= Walter Kelleher =

Walter Kelleher was an American photographer from Bay Ridge, Brooklyn. He worked for the New York Daily News (circa) 1920s to his death in 1970.

==Career==
The "Staff of New York Daily News", of which Kelleher was a part, won a Pulitzer Prize (Photography) in 1956. While the Pulitzer Committee highlighted a 1955 photo of a B26 crash by George Mattson, the award was for the staff's "consistently excellent news picture coverage in 1955". Kelleher was named individually as one of the ten finalists for the 1957 Pulitzer prize. This picture and hundreds more went on to define Kelleher's photojournalism and in 1968 he took Arthur Ashe's picture at the US Open; the Open many went on to describe as the moment that changed tennis history. His photographs live with us and are seen in everyday life.

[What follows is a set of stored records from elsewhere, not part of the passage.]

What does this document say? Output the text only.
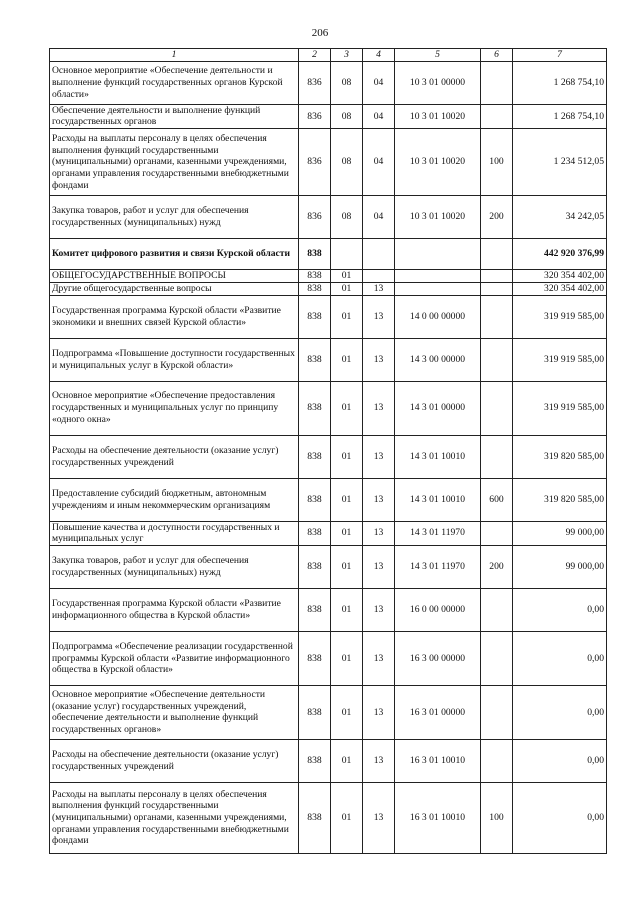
206
1	2	3	4	5	6	7
Основное мероприятие «Обеспечение деятельности и выполнение функций государственных органов Курской области»	836	08	04	10 3 01 00000		1 268 754,10
Обеспечение деятельности и выполнение функций государственных органов	836	08	04	10 3 01 10020		1 268 754,10
Расходы на выплаты персоналу в целях обеспечения выполнения функций государственными (муниципальными) органами, казенными учреждениями, органами управления государственными внебюджетными фондами	836	08	04	10 3 01 10020	100	1 234 512,05
Закупка товаров, работ и услуг для обеспечения государственных (муниципальных) нужд	836	08	04	10 3 01 10020	200	34 242,05
Комитет цифрового развития и связи Курской области	838					442 920 376,99
ОБЩЕГОСУДАРСТВЕННЫЕ ВОПРОСЫ	838	01				320 354 402,00
Другие общегосударственные вопросы	838	01	13			320 354 402,00
Государственная программа Курской области «Развитие экономики и внешних связей Курской области»	838	01	13	14 0 00 00000		319 919 585,00
Подпрограмма «Повышение доступности государственных и муниципальных услуг в Курской области»	838	01	13	14 3 00 00000		319 919 585,00
Основное мероприятие «Обеспечение предоставления государственных и муниципальных услуг по принципу «одного окна»	838	01	13	14 3 01 00000		319 919 585,00
Расходы на обеспечение деятельности (оказание услуг) государственных учреждений	838	01	13	14 3 01 10010		319 820 585,00
Предоставление субсидий бюджетным, автономным учреждениям и иным некоммерческим организациям	838	01	13	14 3 01 10010	600	319 820 585,00
Повышение качества и доступности государственных и муниципальных услуг	838	01	13	14 3 01 11970		99 000,00
Закупка товаров, работ и услуг для обеспечения государственных (муниципальных) нужд	838	01	13	14 3 01 11970	200	99 000,00
Государственная программа Курской области «Развитие информационного общества в Курской области»	838	01	13	16 0 00 00000		0,00
Подпрограмма «Обеспечение реализации государственной программы Курской области «Развитие информационного общества в Курской области»	838	01	13	16 3 00 00000		0,00
Основное мероприятие «Обеспечение деятельности (оказание услуг) государственных учреждений, обеспечение деятельности и выполнение функций государственных органов»	838	01	13	16 3 01 00000		0,00
Расходы на обеспечение деятельности (оказание услуг) государственных учреждений	838	01	13	16 3 01 10010		0,00
Расходы на выплаты персоналу в целях обеспечения выполнения функций государственными (муниципальными) органами, казенными учреждениями, органами управления государственными внебюджетными фондами	838	01	13	16 3 01 10010	100	0,00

Sports shows such as ESPN, used his picture of Ebbets Field to describe the top 10 baseball parks ever and Kelleher's love of sports and pop-culture were captured forever in his photographs. His name is sourced under pictures of the great American president John F. Kennedy, Dwight Eisenhower, and Richard Nixon.

Walter Kelleher died of heart failure in 1970 and was survived by his three sons, Donald Kelleher, Richard Kelleher and Thomas.